Within 5 s of challenge of Entamoeba histolytica trophozoites with red blood cells (RBC), attachment and deformation of target cells occurred at multiple sites on the amoeba surface. Many trophozoite-target interfaces were outlined with a ring of polymerized amoeba actin, revealed by rhodamine-phalloidin staining of glutaraldehyde-fixed and Triton-X 100-extracted cells. The beginnings of phagocytic pseudopods rimmed many targets. The phagocytic membrane and underlying actin network grew uniformly about a target cell, which became dramatically elongated and constricted, sometimes severed, as it entered the amoeba. Total engulfment of RBC targets occurred within 10 s. By methanol extraction and spectrofluorimetric measurement of bound rhodamine-phalloidin we were able to quantitate polymerized actin in amoebae. Interaction with target cells was accompanied by a net increase of up to twofold in the average polymerized actin content of trophozoites. This reached a maximum during the period of most active phagocytosis (4 min after challenge at 25 degrees C), and declined as phagocytic activity diminished (8-16 min). Challenge with latex beads of similar size and number, which E. histolytica phagocytized more slowly than RBC, induced neither a detectable increase in polymerized actin content nor appearance of polymerized actin at the contact interface. RBC inhibited phagocytosis of latex beads, but the reverse did not occur. The results demonstrate a rapid, recognition-specific stimulation of reorganization of the actin cytoskeleton of E. histolytica induced by binding to target cells.
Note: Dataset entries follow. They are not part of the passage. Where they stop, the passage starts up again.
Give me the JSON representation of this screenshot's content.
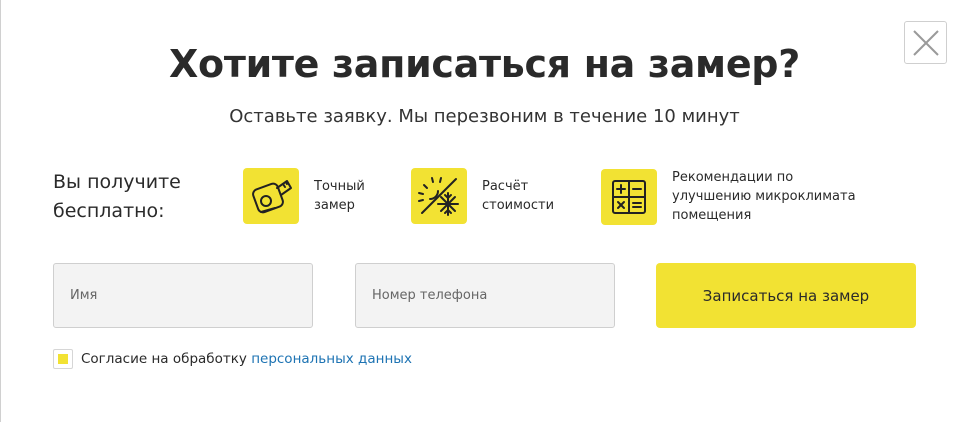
{
  "modal": {
    "title": "Хотите записаться на замер?",
    "subtitle": "Оставьте заявку. Мы перезвоним в течение 10 минут",
    "close_icon": "close-icon"
  },
  "benefits": {
    "label": "Вы получите бесплатно:",
    "items": [
      {
        "icon": "tape-measure-icon",
        "text": "Точный\nзамер"
      },
      {
        "icon": "sun-snowflake-icon",
        "text": "Расчёт\nстоимости"
      },
      {
        "icon": "calculator-icon",
        "text": "Рекомендации по\n улучшению микроклимата\nпомещения"
      }
    ]
  },
  "form": {
    "name_placeholder": "Имя",
    "phone_placeholder": "Номер телефона",
    "name_value": "",
    "phone_value": "",
    "submit_label": "Записаться на замер"
  },
  "consent": {
    "checked": true,
    "text": "Согласие на обработку ",
    "link_text": "персональных данных"
  },
  "colors": {
    "accent": "#f2e233",
    "link": "#1d73b3",
    "input_bg": "#f3f3f3"
  }
}
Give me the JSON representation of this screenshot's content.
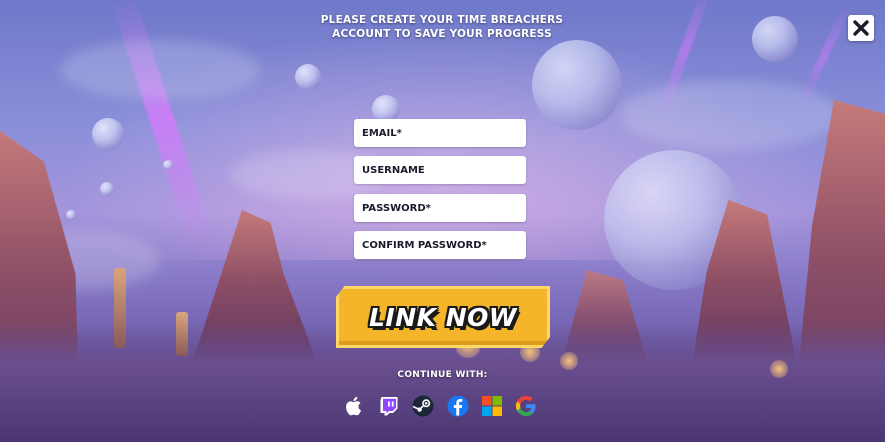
{
  "header": {
    "title_line1": "PLEASE CREATE YOUR TIME BREACHERS",
    "title_line2": "ACCOUNT TO SAVE YOUR PROGRESS"
  },
  "form": {
    "email_placeholder": "EMAIL*",
    "username_placeholder": "USERNAME",
    "password_placeholder": "PASSWORD*",
    "confirm_password_placeholder": "CONFIRM PASSWORD*",
    "submit_label": "LINK NOW"
  },
  "social": {
    "label": "CONTINUE WITH:",
    "providers": [
      "apple-icon",
      "twitch-icon",
      "steam-icon",
      "facebook-icon",
      "microsoft-icon",
      "google-icon"
    ]
  },
  "colors": {
    "button_fill": "#f5b52a",
    "button_text": "#ffffff",
    "field_bg": "#ffffff"
  }
}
Vigorous phagocytic activity is frequently an immediate consequence of cell-cell contact, which emphasizes the importance of this process in the contact-mediated attack mechanism of this pathogen. The quantitative assay of polymerized actin may be useful in further studies of this mechanism.
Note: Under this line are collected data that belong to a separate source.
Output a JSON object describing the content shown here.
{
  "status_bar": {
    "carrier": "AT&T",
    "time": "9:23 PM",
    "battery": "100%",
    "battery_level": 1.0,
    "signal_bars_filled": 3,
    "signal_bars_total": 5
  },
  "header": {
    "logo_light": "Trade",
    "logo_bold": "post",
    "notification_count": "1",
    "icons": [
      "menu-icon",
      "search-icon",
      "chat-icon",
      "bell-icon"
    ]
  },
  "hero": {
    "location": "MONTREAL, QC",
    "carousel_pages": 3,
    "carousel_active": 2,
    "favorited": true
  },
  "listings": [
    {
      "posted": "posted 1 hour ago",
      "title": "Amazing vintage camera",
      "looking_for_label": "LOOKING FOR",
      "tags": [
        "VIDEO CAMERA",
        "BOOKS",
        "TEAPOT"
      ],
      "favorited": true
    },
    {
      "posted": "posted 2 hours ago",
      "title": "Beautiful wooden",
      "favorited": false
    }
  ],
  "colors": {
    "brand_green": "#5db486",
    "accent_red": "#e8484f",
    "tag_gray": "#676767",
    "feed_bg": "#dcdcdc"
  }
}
Chemotaxis by Entamoeba histolytica.

A micropore membrane procedure to assay taxis by Entamoeba histolytica is described and the results of studies of responses to a variety of soluble substances, bacteria, an rat colon washings using this procedure are reported. Trophozoites migrated in blind well chambers through 8-micron pore size polycarbonate membranes but not nitrocellulose membranes up to 12 micron pore size. Amoebae were attracted toward fresh axenic culture medium (TYI-S), an enzymatic hydrolysate of casein (Trypticase), and a partially purified preparation of N-acetylneuraminic acid from egg mucin, but not purified N-acetylneuraminate or a variety of other low molecular weight metabolites. The response was verified as chemotaxis by checkerboard analysis. Amoebae migrated most dramatically toward suspensions of all of seven bacterial species tested, including motile and non-motile, gram-negative and gram-positive rods and cocci. This response was diminished when the bacteria concentration gradient was eliminated. The response to bacteria culture filtrates was less than 10% of that to bacterial suspensions. A response to clarified washings from the rat colon was detected; this was diminished but not eliminated by filter sterilization of the washings. We concluded that some soluble molecules, possibly of intermediate molecular size, whole bacteria, and both soluble and particulate components of the rat colon provide tactic stimuli for E. histolytica. Scanning electron micrographs of trophozoites migrating towards attractants through membranes showed narrow, extended pseudopodia entering the membrane pores, and enlarging spheres exiting as the cells proceeded through.